Review: There’s Something About Lady Mary by Sophie Barnes

Format read: ebook provided by Edelweiss
Formats available: Mass market paperback, ebook
Genre: Regency romance
Series: Summersby #2
Length: 270 pages
Publisher: Avon Impulse
Date Released: November 13, 2012
Purchasing Info: Author’s Website, Publisher’s Website, Goodreads, Amazon, Barnes & Noble, Book Depository

Mary Croyden lives a simple life . . . and she likes it. But when she inherits a title and a large sum of money, everything changes. Forced to navigate high society, Mary finds herself relying on the help of one man—Ryan Summersby. Determined not to lose her sense of self, she realizes that Ryan is the only person she can trust. But Mary’s hobbies are not exactly proper, and Ryan is starting to discover that this simple miss is not at all what he expected . . . but just might be exactly what he needs.

The outline for There’s Something About Lady Mary has some similarities to the first book in the Summersby series, Lady Alexandra’s Excellent Adventure. A man who thinks he is quite conventional but actually isn’t falls in love with a woman who is very unconventional. But because he thinks he is conventional, he spends much too much time trying to change the reasons that attracted him in the first place. Sparks, tension, and misunderstandings ensue.

The role reversal in Lady Mary’s story is that the conventional male is Lady Alex’s brother Ryan Summersby. After having grown up with Alex, he really should have known better than to think that a simpering society miss would actually suit him in the first place!

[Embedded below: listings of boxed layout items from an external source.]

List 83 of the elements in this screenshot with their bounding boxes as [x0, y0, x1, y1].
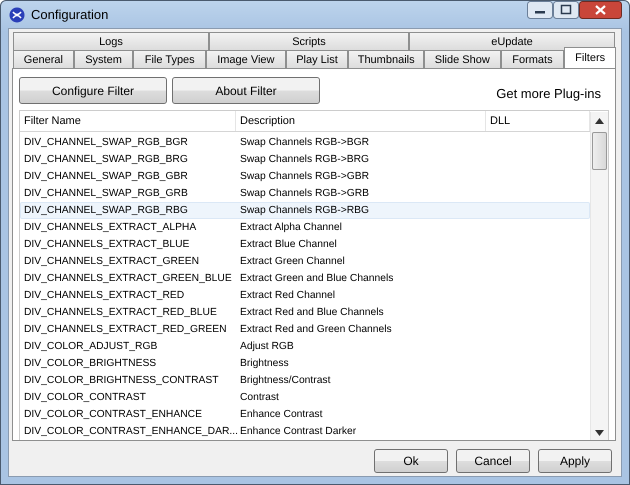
dialog-button[interactable]: Apply — [538, 448, 612, 472]
tab[interactable]: Image View — [206, 50, 286, 68]
table-cell-text: DIV_CHANNELS_EXTRACT_GREEN_BLUE — [23, 273, 233, 284]
table-cell-text: DIV_COLOR_BRIGHTNESS — [23, 358, 158, 369]
table-cell-text: Swap Channels RGB->BRG — [239, 154, 370, 165]
table-cell-text: Extract Red and Blue Channels — [239, 307, 385, 318]
table-cell-text: DIV_CHANNEL_SWAP_RGB_GBR — [23, 171, 189, 182]
column-header[interactable]: Description — [236, 111, 486, 131]
table-cell-text: Adjust RGB — [239, 341, 295, 352]
tab[interactable]: Slide Show — [424, 50, 501, 68]
minimize-button[interactable] — [527, 1, 553, 19]
table-cell-text: DIV_CHANNELS_EXTRACT_RED — [23, 290, 186, 301]
table-cell-text: Extract Red Channel — [239, 290, 336, 301]
table-row[interactable]: DIV_COLOR_BRIGHTNESS_CONTRAST Brightness/Contrast — [20, 372, 590, 389]
table-row[interactable]: DIV_CHANNELS_EXTRACT_RED Extract Red Channel — [20, 287, 590, 304]
maximize-button[interactable] — [553, 1, 579, 19]
table-cell-text: DIV_COLOR_CONTRAST_ENHANCE_DAR... — [23, 426, 237, 437]
tab[interactable]: File Types — [133, 50, 206, 68]
table-cell-text: Swap Channels RGB->RBG — [239, 205, 370, 216]
plugins-link[interactable]: Get more Plug-ins — [496, 86, 601, 101]
tab[interactable]: Thumbnails — [348, 50, 424, 68]
table-cell-text: Extract Blue Channel — [239, 239, 338, 250]
table-row[interactable]: DIV_CHANNEL_SWAP_RGB_RBG Swap Channels RGB->RBG — [20, 202, 590, 219]
table-cell-text: Extract Green and Blue Channels — [239, 273, 394, 284]
dialog-button[interactable]: Ok — [374, 448, 448, 472]
table-cell-text: Swap Channels RGB->BGR — [239, 137, 370, 148]
table-row[interactable]: DIV_CHANNELS_EXTRACT_BLUE Extract Blue Channel — [20, 236, 590, 253]
app-logo-icon — [9, 6, 25, 22]
table-row[interactable]: DIV_CHANNEL_SWAP_RGB_BRG Swap Channels RGB->BRG — [20, 151, 590, 168]
table-row[interactable]: DIV_CHANNELS_EXTRACT_RED_BLUE Extract Red and Blue Channels — [20, 304, 590, 321]
table-cell-text: DIV_CHANNEL_SWAP_RGB_RBG — [23, 205, 189, 216]
tab[interactable]: Play List — [286, 50, 348, 68]
tab[interactable]: Logs — [13, 32, 209, 50]
table-row[interactable]: DIV_COLOR_CONTRAST_ENHANCE Enhance Contrast — [20, 406, 590, 423]
tab[interactable]: System — [74, 50, 134, 68]
scrollbar[interactable] — [590, 112, 608, 440]
table-cell-text: DIV_CHANNELS_EXTRACT_GREEN — [23, 256, 200, 267]
tab[interactable]: Formats — [500, 50, 564, 68]
table-cell-text: DIV_COLOR_CONTRAST — [23, 392, 147, 403]
tab[interactable]: eUpdate — [409, 32, 615, 50]
table-cell-text: Enhance Contrast Darker — [239, 426, 358, 437]
table-row[interactable]: DIV_COLOR_BRIGHTNESS Brightness — [20, 355, 590, 372]
filter-button[interactable]: About Filter — [172, 77, 320, 104]
tab[interactable]: Filters — [564, 47, 616, 68]
table-row[interactable]: DIV_CHANNEL_SWAP_RGB_GBR Swap Channels RGB->GBR — [20, 168, 590, 185]
scroll-up-icon[interactable] — [595, 118, 604, 124]
table-row[interactable]: DIV_CHANNELS_EXTRACT_ALPHA Extract Alpha Channel — [20, 219, 590, 236]
table-cell-text: Swap Channels RGB->GRB — [239, 188, 370, 199]
table-cell-text: Brightness — [239, 358, 290, 369]
scroll-down-icon[interactable] — [595, 430, 604, 436]
table-cell-text: Extract Alpha Channel — [239, 222, 343, 233]
filter-button[interactable]: Configure Filter — [19, 77, 167, 104]
scroll-thumb[interactable] — [592, 132, 607, 170]
table-row[interactable]: DIV_CHANNEL_SWAP_RGB_BGR Swap Channels RGB->BGR — [20, 134, 590, 151]
tab[interactable]: General — [13, 50, 74, 68]
table-row[interactable]: DIV_CHANNEL_SWAP_RGB_GRB Swap Channels RGB->GRB — [20, 185, 590, 202]
table-cell-text: Enhance Contrast — [239, 409, 324, 420]
table-cell-text: Brightness/Contrast — [239, 375, 332, 386]
table-row[interactable]: DIV_CHANNELS_EXTRACT_GREEN Extract Green Channel — [20, 253, 590, 270]
table-cell-text: DIV_CHANNELS_EXTRACT_RED_GREEN — [23, 324, 228, 335]
close-button[interactable] — [579, 1, 622, 19]
table-cell-text: Extract Red and Green Channels — [239, 324, 393, 335]
window-title: Configuration — [31, 7, 108, 22]
table-cell-text: DIV_CHANNELS_EXTRACT_ALPHA — [23, 222, 198, 233]
table-cell-text: DIV_CHANNEL_SWAP_RGB_BRG — [23, 154, 189, 165]
table-cell-text: DIV_COLOR_BRIGHTNESS_CONTRAST — [23, 375, 220, 386]
table-row[interactable]: DIV_COLOR_CONTRAST_ENHANCE_DAR... Enhance Contrast Darker — [20, 423, 590, 440]
table-row[interactable]: DIV_CHANNELS_EXTRACT_RED_GREEN Extract Red and Green Channels — [20, 321, 590, 338]
table-cell-text: DIV_COLOR_ADJUST_RGB — [23, 341, 158, 352]
table-cell-text: DIV_CHANNELS_EXTRACT_BLUE — [23, 239, 190, 250]
tab[interactable]: Scripts — [209, 32, 409, 50]
table-row[interactable]: DIV_COLOR_ADJUST_RGB Adjust RGB — [20, 338, 590, 355]
table-row[interactable]: DIV_CHANNELS_EXTRACT_GREEN_BLUE Extract Green and Blue Channels — [20, 270, 590, 287]
dialog-button[interactable]: Cancel — [456, 448, 530, 472]
table-cell-text: DIV_CHANNELS_EXTRACT_RED_BLUE — [23, 307, 218, 318]
table-cell-text: Contrast — [239, 392, 280, 403]
table-cell-text: DIV_COLOR_CONTRAST_ENHANCE — [23, 409, 203, 420]
table-cell-text: DIV_CHANNEL_SWAP_RGB_BGR — [23, 137, 189, 148]
table-cell-text: Swap Channels RGB->GBR — [239, 171, 370, 182]
table-row[interactable]: DIV_COLOR_CONTRAST Contrast — [20, 389, 590, 406]
table-cell-text: Extract Green Channel — [239, 256, 346, 267]
table-cell-text: DIV_CHANNEL_SWAP_RGB_GRB — [23, 188, 189, 199]
column-header[interactable]: Filter Name — [20, 111, 236, 131]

Ryan is tasked by a friend, the head of the Foreign Office, to keep an unofficial eye on Lady Steepleden, by any means necessary. Meaning that if he has to fake an affection, that’s just fine with Lord Percy. Lady Steepleden might be in danger.

The problem is that until Lady Steepleden returned to London, she had no idea that she was Lady Anybody. As far as she knew, she was just Mary Croyden, the daughter of an exceedingly excellent surgeon. She never knew that her father was the Marquess of Steepleden, or that he’d petitioned to have her inherit his title and his estate. All she knew she’d inherited was his medical instruments. Her father had taught her all he knew, even if she couldn’t be licensed as a surgeon in England. On the battlefields in Europe, no one had cared that she was female, only that she could save their lives. And she had.

But her father had more secrets than she knew. He was a member of the aristocracy. A wealthy and titled member of the aristocracy. And someone had murdered him for a secret that he kept, using the confusion of Waterloo to cover their tracks. Whoever killed him, now they sought Mary.

And Ryan discovered that his assignment was less onerous, and more dangerous, than he ever expected. He thought he’d be protecting some society chit he wouldn’t be able to stand to be around.

Instead he found a woman who challenged him at every turn. But one who couldn’t see through her own insecurities to believe that he might find her attractive, especially not when their initial relationship began on a foundation of lies

But before they can find a future, they have to figure out the past. If they live that long. And if they can keep their misunderstandings from tearing them apart.

Escape Rating B+: The author was very careful to include her historical precedents for Mary’s medical practice in her notes. She knew that the first question that would crop up would be whether a woman could or did practice during the Napoleonic era. Apparently the answer is yes. Along with a whole slew of other medical precedents. Just because something wasn’t regular practice didn’t mean it wasn’t known.

About the story, again, this was fun to read. The suspense angle kept the pace cracking along. Trying to figure out what Mary’s father had been investigating that had gotten him killed, and who had betrayed him, heightened both the drama and the pathos, as it was his friends and colleagues who  had turned on him.

Watching Mary and Ryan negotiate their relationship formed the core of the story. Ryan has to change his conventional attitude, but Mary has to compromise. Unlike Alex, Mary can’t continue doing exactly what she’s been doing–London is not a war zone. But Ryan has to find a way to bend, a lot, to make it work. The solution they find seems realistic, in the circumstances. They fit.

I’m looking forward to older brother William’s story, The Secret Life of Lady Lucinda. I can’t wait to see what sort of woman turns out to be his match!